Note: This serial is fictional

The first person Fenno told about his LP was an OCS advisor. It struck him that his confidant was not a family member or a friend, but this stranger who recited assurances that he would get a job, but it would take work, hard work. He wanted to tell her that it wasn’t because he was stupid, that he was different from every other student who had gotten an LP. He wanted to fill the awkward pauses in the room with a sob story—his mother had died, his laptop floundered—anything but the truth, that he had no one to blame but himself.
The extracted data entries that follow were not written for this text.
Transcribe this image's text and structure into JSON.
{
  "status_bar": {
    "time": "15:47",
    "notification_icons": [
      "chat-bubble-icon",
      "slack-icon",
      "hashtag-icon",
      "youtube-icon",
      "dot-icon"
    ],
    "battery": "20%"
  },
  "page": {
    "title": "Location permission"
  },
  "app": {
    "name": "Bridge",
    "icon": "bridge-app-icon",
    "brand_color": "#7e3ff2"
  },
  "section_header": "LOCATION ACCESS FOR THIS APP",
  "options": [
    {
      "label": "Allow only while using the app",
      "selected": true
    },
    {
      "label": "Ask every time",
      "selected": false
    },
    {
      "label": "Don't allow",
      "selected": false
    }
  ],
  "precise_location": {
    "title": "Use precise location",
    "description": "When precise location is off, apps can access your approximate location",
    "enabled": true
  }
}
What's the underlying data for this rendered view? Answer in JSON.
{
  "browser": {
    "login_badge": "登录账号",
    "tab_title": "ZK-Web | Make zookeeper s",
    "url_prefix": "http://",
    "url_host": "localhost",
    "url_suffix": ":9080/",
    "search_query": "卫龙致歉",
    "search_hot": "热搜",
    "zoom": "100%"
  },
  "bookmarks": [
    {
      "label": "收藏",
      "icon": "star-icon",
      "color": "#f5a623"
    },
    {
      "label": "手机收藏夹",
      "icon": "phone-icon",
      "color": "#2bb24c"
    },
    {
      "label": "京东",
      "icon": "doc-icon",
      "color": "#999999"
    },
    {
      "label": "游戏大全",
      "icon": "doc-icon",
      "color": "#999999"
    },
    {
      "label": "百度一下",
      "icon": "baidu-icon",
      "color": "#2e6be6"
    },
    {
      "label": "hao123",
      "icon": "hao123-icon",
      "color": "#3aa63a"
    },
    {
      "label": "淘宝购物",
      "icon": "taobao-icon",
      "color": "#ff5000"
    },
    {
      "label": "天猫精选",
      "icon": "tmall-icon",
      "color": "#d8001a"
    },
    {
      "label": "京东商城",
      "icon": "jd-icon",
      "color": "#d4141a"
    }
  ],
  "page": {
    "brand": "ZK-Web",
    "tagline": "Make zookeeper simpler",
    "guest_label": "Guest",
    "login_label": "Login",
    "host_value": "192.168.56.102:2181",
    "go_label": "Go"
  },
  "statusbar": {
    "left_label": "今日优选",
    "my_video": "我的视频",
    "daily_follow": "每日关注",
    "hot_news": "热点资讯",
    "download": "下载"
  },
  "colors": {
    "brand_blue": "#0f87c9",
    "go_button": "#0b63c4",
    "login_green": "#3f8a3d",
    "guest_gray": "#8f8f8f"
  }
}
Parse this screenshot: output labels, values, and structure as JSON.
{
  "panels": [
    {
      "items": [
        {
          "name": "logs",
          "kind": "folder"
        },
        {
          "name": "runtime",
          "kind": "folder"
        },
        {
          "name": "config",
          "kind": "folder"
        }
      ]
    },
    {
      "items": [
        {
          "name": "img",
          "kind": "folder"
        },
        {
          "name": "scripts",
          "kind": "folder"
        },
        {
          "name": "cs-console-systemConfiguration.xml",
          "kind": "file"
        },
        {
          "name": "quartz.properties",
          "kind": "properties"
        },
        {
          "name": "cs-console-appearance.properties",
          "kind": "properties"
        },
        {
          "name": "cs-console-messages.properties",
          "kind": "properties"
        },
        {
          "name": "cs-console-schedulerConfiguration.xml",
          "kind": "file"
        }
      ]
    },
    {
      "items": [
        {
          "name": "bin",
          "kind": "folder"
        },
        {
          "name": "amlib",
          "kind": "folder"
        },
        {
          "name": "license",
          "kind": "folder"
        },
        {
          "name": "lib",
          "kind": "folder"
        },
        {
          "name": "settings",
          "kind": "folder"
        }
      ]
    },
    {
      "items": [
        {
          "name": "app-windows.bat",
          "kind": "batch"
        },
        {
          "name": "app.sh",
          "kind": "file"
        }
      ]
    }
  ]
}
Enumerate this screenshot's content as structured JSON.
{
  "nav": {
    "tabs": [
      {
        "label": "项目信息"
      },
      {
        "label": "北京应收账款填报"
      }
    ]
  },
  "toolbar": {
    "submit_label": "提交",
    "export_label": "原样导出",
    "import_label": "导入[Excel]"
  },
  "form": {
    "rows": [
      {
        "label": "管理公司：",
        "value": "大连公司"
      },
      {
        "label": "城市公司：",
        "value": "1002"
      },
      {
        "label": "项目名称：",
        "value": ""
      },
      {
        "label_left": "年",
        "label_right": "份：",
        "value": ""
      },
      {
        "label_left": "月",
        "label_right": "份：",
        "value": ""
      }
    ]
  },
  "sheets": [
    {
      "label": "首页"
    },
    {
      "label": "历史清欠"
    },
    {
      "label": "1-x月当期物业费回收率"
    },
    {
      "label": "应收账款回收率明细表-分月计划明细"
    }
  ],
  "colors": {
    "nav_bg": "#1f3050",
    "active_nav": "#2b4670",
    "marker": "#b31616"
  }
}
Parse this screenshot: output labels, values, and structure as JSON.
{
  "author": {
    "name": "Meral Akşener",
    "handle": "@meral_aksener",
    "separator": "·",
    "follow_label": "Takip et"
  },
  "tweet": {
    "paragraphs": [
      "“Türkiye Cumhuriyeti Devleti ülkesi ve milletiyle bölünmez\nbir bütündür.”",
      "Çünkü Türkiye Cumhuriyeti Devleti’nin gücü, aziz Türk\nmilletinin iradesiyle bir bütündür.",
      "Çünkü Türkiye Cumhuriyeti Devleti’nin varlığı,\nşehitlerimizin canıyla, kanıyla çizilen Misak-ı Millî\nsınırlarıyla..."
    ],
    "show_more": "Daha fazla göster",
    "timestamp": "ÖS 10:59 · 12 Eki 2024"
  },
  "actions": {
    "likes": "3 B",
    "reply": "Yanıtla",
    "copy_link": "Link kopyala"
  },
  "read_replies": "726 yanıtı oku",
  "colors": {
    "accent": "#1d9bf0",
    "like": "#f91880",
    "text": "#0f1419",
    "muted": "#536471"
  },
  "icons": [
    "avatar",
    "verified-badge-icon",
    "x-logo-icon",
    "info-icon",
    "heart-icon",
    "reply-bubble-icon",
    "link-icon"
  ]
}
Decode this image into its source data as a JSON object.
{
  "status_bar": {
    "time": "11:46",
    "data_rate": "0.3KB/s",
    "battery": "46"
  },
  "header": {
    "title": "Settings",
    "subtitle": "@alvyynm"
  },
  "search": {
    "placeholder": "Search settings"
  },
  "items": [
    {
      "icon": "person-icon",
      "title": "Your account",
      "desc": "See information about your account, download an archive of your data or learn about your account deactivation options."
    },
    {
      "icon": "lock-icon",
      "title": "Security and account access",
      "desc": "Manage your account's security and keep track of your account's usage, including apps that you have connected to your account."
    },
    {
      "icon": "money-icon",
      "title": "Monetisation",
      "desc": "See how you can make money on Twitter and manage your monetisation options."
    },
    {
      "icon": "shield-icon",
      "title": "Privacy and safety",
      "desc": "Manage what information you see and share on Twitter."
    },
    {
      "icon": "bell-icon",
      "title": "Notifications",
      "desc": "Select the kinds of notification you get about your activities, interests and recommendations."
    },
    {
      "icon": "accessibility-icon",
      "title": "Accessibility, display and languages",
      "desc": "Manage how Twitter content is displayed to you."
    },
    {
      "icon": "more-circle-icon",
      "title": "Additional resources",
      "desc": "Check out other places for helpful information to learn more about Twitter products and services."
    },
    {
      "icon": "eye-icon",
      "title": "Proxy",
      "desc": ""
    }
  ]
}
He shuffled off to class later that day and, as he had done every class since the day grades came out, adjusted his seat so he could hide behind his peers. No longer did he fancy himself impressing his classmates with the facts he carefully gleaned from the casebook. Now, he merely wanted to pass through each class unnoticed. His classmates, too, had been transformed by their grades. Those who had done well were inflated by a new confidence to offer their opinions, unsolicited. Raj, for example, was routinely volunteering to parse concurring opinions and recent legal scholarship. And those, like him, who had been disappointed by mediocre evaluations, sank lower into their chairs and gazed glumly at their casebooks, hoping to avoid the almost certain public humiliation of the cold call.

That night, Fenno fumbled through his first reception. He had long shunned the practice of networking; to him, there was nothing more degrading than such an eager reliance on personality, rather than quality of work, for advancement. But the OCS advisor told him to attend, and he was no longer in a position to stand by his lofty and admittedly flimsy principles.

The firm that night was Simpson Thatcher, a firm he, in his new position at the bottom of the barrel, could now never hope to work for. Still, he feigned confidence and a passion for the law. He declared his devotion to Mergers and Acquisitions as one would professing undying love to a princess. He waxed poetic about contracts. He echoed New York was indeed the center of the world.

He walked back to his dorm feeling that he had done very well, that he had played the part of a promising legal enthusiast and perhaps that would be enough.

“Coming back from a reception?” his neighbor asked, spying him in his dark suit. When Fenno nodded, the aged 3L said cynically, “Those don’t really matter. They’re just going to decide based on your grades.”

Fenno was quickly deflated again.

“Fenno” is a fictional serial written by an anonymous law student. The main character is always named Fenno and is always a 1L, but his or her character changes every school year. This installation is part of the series for the 2011 to 2012 School Year entitled “The Uncertain Fenno, 2011 to 2012.”